After several years of discussions, the Department decided to build a healthcare centre at Cha Kwo Ling Road, Kwun Tong, Kowloon. The project commenced in 1979 and was completed in 1984. The centre was officially opened by Governor Sir Edward Youde on 23 November 1984. Up to HK$70 million was spent on construction and the cost was fully defrayed from Yung's bequest. As indicated in Yung's will, the centre was named the Yung Fung Shee Memorial Centre (容鳳書紀念中心). The centre is made up of a seven-storey and a two-storey building, with a floor area of 10,200 m^{2}. Serving mainly residents living in East Kowloon, the centre consists of a public health laboratory, a family health service department, a chest and social hygiene clinic, a diagnostic radiology department, a physical and occupational therapy department, as well as a district health education centre.
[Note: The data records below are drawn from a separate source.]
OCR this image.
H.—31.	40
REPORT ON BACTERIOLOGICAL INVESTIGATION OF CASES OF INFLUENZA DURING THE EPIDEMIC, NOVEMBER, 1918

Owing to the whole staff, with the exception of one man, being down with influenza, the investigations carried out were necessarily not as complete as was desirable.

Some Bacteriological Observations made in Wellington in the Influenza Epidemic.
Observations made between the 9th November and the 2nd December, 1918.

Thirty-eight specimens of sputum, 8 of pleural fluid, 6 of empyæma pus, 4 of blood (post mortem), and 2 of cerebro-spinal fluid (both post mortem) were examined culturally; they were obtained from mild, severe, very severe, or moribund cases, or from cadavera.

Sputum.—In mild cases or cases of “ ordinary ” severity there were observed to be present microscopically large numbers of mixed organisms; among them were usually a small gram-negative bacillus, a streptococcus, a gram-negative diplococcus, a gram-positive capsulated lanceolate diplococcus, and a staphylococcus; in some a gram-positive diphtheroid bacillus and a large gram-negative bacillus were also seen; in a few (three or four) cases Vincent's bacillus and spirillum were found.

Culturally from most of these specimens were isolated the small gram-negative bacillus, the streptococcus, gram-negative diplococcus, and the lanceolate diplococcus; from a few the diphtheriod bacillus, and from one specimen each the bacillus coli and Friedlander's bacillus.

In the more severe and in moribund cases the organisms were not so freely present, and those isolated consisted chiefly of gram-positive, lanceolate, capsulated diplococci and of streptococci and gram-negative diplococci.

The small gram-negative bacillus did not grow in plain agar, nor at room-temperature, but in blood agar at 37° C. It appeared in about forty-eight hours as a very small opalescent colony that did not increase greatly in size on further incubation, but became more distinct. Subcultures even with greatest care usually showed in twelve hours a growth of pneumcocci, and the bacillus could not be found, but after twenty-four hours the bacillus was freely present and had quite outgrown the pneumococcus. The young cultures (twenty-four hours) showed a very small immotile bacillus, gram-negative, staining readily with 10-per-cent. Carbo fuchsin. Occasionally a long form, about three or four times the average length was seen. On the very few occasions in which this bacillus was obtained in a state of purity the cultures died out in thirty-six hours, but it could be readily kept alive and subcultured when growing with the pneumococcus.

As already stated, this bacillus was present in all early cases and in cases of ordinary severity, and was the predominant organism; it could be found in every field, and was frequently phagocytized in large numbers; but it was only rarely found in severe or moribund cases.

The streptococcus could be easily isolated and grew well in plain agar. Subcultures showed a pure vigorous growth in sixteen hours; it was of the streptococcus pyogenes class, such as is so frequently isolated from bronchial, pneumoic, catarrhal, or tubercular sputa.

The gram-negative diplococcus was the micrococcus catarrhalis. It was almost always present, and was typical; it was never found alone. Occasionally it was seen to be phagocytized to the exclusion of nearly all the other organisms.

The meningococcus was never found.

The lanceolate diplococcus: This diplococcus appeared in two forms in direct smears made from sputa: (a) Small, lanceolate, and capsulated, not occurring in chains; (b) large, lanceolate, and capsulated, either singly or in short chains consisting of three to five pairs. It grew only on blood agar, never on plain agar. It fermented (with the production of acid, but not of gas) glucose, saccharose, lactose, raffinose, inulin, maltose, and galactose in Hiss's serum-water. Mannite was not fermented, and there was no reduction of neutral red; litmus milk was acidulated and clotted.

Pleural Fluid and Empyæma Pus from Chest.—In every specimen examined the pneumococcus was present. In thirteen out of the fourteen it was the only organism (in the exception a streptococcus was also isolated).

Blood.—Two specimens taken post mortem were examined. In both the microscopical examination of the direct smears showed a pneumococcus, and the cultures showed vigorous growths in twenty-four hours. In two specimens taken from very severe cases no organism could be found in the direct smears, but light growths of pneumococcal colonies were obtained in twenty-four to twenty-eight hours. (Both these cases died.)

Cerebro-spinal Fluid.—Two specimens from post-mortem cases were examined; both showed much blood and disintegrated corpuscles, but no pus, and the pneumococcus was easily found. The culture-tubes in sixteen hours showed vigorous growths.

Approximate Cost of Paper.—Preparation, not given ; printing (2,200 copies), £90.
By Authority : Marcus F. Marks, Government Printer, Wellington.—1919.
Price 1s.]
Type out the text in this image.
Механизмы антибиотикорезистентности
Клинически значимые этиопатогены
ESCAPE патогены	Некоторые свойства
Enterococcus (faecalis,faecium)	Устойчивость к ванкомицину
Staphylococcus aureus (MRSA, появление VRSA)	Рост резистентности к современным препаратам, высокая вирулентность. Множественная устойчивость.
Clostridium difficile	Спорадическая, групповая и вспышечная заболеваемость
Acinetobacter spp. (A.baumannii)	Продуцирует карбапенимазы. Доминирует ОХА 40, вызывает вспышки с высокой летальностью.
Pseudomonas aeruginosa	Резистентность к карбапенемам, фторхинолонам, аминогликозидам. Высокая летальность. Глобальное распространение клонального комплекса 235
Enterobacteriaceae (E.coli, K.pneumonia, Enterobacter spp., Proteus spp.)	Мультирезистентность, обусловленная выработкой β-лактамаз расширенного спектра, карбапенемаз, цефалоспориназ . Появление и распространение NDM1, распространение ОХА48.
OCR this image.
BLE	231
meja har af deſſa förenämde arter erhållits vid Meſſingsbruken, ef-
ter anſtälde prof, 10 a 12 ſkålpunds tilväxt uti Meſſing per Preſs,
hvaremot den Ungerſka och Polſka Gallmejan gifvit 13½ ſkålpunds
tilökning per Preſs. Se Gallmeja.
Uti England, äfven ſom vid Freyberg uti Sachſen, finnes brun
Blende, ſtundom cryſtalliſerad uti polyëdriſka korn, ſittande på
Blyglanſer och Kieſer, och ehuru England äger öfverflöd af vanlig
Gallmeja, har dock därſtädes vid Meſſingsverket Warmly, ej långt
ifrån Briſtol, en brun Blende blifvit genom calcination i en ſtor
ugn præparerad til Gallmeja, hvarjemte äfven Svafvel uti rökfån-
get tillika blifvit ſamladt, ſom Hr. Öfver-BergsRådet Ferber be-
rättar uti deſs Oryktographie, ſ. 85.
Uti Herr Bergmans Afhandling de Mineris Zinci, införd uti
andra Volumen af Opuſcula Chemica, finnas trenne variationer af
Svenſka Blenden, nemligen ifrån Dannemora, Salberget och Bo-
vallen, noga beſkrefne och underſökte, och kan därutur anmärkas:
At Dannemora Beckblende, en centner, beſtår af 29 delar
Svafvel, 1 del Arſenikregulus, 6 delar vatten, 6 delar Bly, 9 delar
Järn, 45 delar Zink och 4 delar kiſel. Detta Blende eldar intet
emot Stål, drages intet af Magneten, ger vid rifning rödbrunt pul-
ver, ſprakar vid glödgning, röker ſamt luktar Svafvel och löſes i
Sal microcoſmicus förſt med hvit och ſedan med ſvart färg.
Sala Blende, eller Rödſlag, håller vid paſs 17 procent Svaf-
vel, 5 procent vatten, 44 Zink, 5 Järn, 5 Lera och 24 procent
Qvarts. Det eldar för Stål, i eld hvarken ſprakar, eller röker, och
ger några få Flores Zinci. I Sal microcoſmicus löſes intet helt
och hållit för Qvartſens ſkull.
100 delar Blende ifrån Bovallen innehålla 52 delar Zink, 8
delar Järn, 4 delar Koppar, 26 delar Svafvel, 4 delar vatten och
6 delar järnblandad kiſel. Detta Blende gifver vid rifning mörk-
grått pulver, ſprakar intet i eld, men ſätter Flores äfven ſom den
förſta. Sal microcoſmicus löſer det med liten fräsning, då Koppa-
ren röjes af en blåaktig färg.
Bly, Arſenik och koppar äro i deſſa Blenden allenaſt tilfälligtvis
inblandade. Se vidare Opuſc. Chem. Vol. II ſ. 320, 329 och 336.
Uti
After the opening of the Memorial Centre, the balance in Yung's bequest became a trust fund for the construction of another healthcare centre. HK$32.5 million was withdrawn to aid the construction of Madam Yung Fung Shee Health Centre (容鳳書健康中心) located at Sai Ching Street, Yuen Long, New Territories. The opening of the centre was officiated by Lau Wong-fat, a legislative council member and the chairman of Heung Yee Kuk, on 26 March 1991. The centre, which serves primarily Yuen Long residents, is four stories high and provides services such as general outpatient clinic, family health, community nursing, dental and eye care.

== Places named after her ==
- Yung Fung Shee Memorial Centre (容鳳書紀念中心), located at Cha Kwo Ling Road, Kwun Tong, Kowloon, opened in 1984.
- Madam Yung Fung Shee Health Centre (容鳳書健康中心), located at Sai Ching Street, Yuen Long, New Territories, opened in 1991.